In school children with atopic asthma the beneficial effects of disodium cromoglycate (DSCG) and beclomethasone dipropionate (BDP) are well-established. In preschool children, wheezing is quite common, and in the majority of cases the symptoms are episodic and reported to be associated with viral infections rather than atopy. We compared the efficacy of regular treatment with DSCG and BDP for prevention of wheezing in preschool children. We were interested to establish whether regular treatment with inhaled anti-inflammatory drugs could lead to a decrease in bronchial responsiveness. In 15 patients (median age, 56 months; range, 43-66 months) bronchial responsiveness was assessed by measuring specific airway resistance (sRaw) during a histamine provocation test. The concentration of histamine eliciting a 100% increase in sRaw (PC100his) was determined. In a double-blind crossover study, patients inhaled either DSCG 10 mg three times a day or BDP 100 microg three times a day for 2 months. After a wash-out period, treatment was changed to BDP or DSCG, respectively. Daily peak flow measurements were carried out, and exacerbations were noted. PC100his was measured at the start and end of each treatment period. No significant decrease in bronchial responsiveness was seen (PC100his DSCG: before 1.3, after 1.66 mg/ml, Pvalue not significant; BDP: before 1.1 after 1.22 mg/ml, Pvalue not significant). Significantly higher morning peak flows were observed on BDP therapy (160 on BDP vs. 150 L/min on DSCG, P < 0.03). BDP treatment resulted in significantly fewer wheezing exacerbations (7 vs. 16, P < 0.005) compared with DSCG therapy. We conclude that in preschool children with episodic virally induced wheezing, BDP therapy was superior to DSCG aerosol treatments for the prevention of exacerbations of wheezing, although no significant effect on bronchial responsiveness was noted during either treatment protocol.

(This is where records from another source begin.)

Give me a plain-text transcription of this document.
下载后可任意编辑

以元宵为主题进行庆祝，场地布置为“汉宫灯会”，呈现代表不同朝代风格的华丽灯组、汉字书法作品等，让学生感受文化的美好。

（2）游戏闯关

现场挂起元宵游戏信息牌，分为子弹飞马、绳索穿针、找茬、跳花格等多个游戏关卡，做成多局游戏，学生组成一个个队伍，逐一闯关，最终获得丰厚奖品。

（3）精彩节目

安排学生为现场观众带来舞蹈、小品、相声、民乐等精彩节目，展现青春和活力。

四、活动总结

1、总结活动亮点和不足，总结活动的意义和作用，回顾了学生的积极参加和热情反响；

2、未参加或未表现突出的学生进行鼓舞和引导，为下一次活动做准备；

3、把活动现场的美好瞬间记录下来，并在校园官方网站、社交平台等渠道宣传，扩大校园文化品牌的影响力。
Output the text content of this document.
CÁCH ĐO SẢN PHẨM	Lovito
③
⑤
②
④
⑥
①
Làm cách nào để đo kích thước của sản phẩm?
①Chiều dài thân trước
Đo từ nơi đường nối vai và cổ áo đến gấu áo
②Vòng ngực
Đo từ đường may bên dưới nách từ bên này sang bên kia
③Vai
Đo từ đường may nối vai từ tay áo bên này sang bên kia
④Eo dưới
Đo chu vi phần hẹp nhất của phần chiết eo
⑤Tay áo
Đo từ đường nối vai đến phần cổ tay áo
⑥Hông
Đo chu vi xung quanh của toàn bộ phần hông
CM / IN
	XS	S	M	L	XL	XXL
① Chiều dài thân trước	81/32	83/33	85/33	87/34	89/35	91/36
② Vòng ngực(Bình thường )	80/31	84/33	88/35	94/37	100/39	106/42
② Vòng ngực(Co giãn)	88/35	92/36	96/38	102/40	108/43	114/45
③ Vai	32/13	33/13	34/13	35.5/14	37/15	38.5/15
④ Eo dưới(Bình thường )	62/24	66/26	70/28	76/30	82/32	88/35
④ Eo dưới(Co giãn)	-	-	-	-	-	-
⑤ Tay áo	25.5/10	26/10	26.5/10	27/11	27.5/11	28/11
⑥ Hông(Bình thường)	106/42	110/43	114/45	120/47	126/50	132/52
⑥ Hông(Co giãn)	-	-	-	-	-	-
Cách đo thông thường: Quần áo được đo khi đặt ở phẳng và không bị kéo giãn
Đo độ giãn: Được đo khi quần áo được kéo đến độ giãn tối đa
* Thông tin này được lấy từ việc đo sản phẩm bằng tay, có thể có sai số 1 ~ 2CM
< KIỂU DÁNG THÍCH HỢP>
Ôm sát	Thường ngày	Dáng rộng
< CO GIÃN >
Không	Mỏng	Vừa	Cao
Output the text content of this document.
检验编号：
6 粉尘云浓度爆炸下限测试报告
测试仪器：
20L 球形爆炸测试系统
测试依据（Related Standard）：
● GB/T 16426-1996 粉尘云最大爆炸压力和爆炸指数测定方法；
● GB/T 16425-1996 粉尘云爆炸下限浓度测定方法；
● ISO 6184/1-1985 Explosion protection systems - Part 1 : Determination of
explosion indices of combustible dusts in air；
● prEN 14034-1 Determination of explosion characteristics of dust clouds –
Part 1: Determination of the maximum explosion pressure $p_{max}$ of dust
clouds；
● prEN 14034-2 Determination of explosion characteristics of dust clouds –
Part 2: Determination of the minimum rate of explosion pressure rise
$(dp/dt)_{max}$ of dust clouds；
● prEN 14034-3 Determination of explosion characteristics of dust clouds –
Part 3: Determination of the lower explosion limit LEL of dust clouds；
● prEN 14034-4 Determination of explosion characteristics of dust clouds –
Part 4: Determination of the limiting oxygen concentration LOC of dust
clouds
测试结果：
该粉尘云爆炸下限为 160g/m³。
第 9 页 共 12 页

在患有特应性哮喘的学龄儿童中,色甘酸钠(DSCG)和二丙酸倍氯米松(BDP)的有益效果已得到充分证实。在学龄前儿童中,喘息相当常见,并且在大多数情况下,症状是发作性的,据报道与病毒感染而非特应性有关。我们比较了DSCG和BDP常规治疗对预防学龄前儿童喘息的疗效。我们感兴趣的是确定吸入抗炎药物的常规治疗是否会导致支气管反应性降低。在15名患者(中位年龄56个月;范围43 - 66个月)中,通过在组胺激发试验期间测量比气道阻力(sRaw)来评估支气管反应性。确定引起sRaw增加100%的组胺浓度(PC100his)。在一项双盲交叉研究中,患者每天吸入3次10 mg DSCG或每天3次100 μg BDP,持续2个月。经过洗脱期后,治疗分别改为BDP或DSCG。每天进行峰值流量测量,并记录病情加重情况。在每个治疗期开始和结束时测量PC100his。未观察到支气管反应性有显著降低(DSCG的PC100his:治疗前为1.3,治疗后为1.66 mg/ml,P值无统计学意义;BDP:治疗前为1.1,治疗后为1.22 mg/ml,P值无统计学意义)。在BDP治疗时观察到早晨峰值流量显著更高(BDP时为160,DSCG时为150 L/min,P < 0.03)。与DSCG治疗相比,BDP治疗导致喘息加重明显减少(分别为7次和16次,P < 0.005)。我们得出结论,在患有发作性病毒诱导喘息的学龄前儿童中,BDP治疗在预防喘息加重方面优于DSCG气雾剂治疗,尽管在任何一种治疗方案中均未观察到对支气管反应性有显著影响。